A imprensa independente noticiou casos de roubo de ossos humanos de cemitérios para serem usados em 'trabalhos' de cultos animistas. “Os paleros, especialmente. Às vezes, escondidos durante a noite, eles roubam os ossos. Ou pagam aos zeladores do cemitério que ganham uma ninharia (pouco mais de dois mil pesos), e por dez ou quinze dólares não se importam se levam algum morto”, explica um trabalhador da necrópole de Guanabacoa.
É por isso que em Havana virou moda cremar os mortos. “Eles cobram 340 pesos (cerca de 16 dólares). É um processo rápido. Em seguida, colocam as cinzas em um recipiente e as guardam em casa, você espalha no mar ou em outro local que o falecido tenha solicitado. Mas como há tantos mortos na lista de espera, você deve pagar três mil pesos para agilizar o processo”, explica Darién, que guarda as cinzas da mãe ao lado de sua cama.

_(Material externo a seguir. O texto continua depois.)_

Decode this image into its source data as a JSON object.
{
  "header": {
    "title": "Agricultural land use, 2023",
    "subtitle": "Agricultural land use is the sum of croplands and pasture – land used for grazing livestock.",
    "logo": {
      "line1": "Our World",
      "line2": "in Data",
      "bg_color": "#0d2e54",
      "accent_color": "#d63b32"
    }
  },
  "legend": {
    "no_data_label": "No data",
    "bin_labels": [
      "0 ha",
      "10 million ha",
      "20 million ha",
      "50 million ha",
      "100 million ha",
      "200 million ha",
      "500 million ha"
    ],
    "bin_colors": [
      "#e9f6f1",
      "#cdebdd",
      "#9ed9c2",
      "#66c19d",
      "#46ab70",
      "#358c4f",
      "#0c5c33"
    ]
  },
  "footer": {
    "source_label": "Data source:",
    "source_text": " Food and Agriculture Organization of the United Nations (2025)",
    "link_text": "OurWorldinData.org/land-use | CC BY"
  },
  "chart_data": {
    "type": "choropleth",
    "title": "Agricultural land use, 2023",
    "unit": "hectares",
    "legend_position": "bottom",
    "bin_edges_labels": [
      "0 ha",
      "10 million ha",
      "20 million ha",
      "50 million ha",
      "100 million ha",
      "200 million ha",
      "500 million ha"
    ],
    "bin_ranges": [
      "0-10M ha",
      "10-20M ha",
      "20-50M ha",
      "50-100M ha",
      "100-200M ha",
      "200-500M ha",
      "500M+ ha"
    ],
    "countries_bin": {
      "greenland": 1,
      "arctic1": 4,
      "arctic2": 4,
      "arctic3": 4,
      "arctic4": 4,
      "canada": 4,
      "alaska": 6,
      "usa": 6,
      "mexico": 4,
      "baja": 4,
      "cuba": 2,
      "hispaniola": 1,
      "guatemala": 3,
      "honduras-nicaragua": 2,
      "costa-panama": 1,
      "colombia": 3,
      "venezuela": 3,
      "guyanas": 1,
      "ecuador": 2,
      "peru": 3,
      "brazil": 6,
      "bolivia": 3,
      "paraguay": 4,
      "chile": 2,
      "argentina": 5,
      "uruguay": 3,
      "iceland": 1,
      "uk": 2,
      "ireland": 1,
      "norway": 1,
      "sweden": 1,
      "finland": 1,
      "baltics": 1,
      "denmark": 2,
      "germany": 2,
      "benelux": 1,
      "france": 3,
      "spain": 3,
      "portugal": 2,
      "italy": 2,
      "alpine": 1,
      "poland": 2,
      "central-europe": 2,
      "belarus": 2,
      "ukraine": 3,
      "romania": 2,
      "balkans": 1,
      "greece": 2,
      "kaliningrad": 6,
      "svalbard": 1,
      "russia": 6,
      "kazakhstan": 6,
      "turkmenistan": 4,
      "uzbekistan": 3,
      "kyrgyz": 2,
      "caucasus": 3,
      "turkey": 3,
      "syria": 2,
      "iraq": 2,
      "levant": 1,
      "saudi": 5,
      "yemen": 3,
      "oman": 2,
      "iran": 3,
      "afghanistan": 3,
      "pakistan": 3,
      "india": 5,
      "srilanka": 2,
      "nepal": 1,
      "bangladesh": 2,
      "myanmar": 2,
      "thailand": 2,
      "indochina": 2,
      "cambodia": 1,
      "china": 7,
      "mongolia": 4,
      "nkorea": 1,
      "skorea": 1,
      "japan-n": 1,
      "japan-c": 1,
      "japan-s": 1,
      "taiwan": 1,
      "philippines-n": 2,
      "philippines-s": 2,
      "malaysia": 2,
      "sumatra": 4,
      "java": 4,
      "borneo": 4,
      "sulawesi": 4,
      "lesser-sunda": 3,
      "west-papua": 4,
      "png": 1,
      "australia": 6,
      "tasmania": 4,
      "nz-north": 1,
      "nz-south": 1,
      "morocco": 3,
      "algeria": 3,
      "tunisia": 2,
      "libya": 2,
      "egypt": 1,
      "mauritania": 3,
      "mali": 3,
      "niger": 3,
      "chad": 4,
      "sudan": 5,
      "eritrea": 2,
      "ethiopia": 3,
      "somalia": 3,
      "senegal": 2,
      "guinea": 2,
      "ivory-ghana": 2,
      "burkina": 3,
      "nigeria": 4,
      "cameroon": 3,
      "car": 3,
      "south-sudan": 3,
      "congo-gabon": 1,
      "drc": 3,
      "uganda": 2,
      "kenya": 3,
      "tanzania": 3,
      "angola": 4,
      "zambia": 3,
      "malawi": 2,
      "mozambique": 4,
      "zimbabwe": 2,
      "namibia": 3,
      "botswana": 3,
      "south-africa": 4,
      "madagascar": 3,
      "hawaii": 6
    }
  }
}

Um coveiro do Cemitério Colón, em Havana, afirma “que há algum tempo recebíamos um incentivo salarial se enterrássemos 50 cadáveres por mês”. Achei que fosse uma piada. Mas não é. Pesquisando na internet, descobri que há oito anos o jornalista independente Moisés Leonardo Rodríguez publicou um artigo no CubaNet onde confirmava que, no cemitério de Mariel, província de Artemisa, a empresa funerária local recompensava com salários seus trabalhadores se realizassem 34 enterros mensais .
Um funcionário da funerária Mauline, localizada em Arroyo Naranjo, confirma que durante um tempo “os funcionários dos serviços funerários eram pagos por peça, ou seja, por número de mortos. Durante a pandemia, quando morreram milhares, tiraram esse estímulo, disseram que estávamos ganhando muito dinheiro. E colocam uma série de regras que nunca são cumpridas. Trabalhar em funerária ou coveiro é a última carta do baralho.
E é que, em Cuba, até a morte é uma complicação.